Gene therapy may be a way to tackle type 2 diabetes, which tends to hit older, overweight people. Using rats and dogs, researchers found a chemical which blocks the breakdown of proteins needed to make insulin. The chemical is now entering clinical trials.

Another gene therapy approach involves using a genetically engineered virus to change the DNA in intestinal cells so they become insulin-producing cells.

Insulin delivery

Researchers are also looking at new ways of administering insulin, to avoid injections. Insulin pumps slowly infuse insulin into the body and are good for patients who have trouble controlling their glucose  levels. The small pumping device, worn outside the body was 'invented' at Guy's Hospital in London and was based on the miniature infusion pump developed for infusing parathyroid hormone into dogs and other animals.

An insulin patch placed on the skin will give a continuous low dose of insulin. Reduced and stabilised blood sugar levels were observed in diabetic rats for several days following the application of a single patch. To adjust insulin doses before meals, it is envisaged that users will pull off a tab on the patch to release insulin.

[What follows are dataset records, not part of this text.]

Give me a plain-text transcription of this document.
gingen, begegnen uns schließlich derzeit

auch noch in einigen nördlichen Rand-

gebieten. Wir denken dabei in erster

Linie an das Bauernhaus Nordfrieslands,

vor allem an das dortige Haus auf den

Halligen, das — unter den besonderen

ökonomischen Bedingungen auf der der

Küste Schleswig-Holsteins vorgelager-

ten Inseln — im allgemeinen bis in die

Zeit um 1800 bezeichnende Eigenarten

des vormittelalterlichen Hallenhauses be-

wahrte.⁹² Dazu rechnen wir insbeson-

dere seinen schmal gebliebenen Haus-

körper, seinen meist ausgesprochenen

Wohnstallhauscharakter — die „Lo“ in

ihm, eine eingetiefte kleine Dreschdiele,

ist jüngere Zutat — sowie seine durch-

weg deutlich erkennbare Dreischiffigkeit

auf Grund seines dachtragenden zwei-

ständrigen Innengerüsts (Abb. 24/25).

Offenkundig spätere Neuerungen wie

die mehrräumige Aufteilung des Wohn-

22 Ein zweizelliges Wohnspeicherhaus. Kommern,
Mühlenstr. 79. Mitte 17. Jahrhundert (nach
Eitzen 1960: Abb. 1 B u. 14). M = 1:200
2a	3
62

Inhaled insulin delivery systems give insulin as a dry powder, inhaled through the mouth directly into the lungs where it passes into the bloodstream. Extensive testing in dogs helped establish the  relationship between the amounts of insulin inhaled and circulating in the bloodstream. Successful human trials have followed.

Professor Joan Taylor from De Montfort University (DMU) is developing a device which would be implanted into the body between the lowest rib and the hip and would be topped up with insulin every few weeks.

The artificial pancreas is currently undergoing pre-clinical trials and is made of a metal casing containing a supply of insulin which is kept in place by a gel. When glucose levels in the body rise, the gel barrier starts to liquefy and lets insulin out. The insulin then feeds into the veins around the gut and then into the vein to the liver, mimicking the normal process for a person with a healthy pancreas.

As the insulin lowers the glucose level in the body, the gel reacts by hardening again and stopping the supply.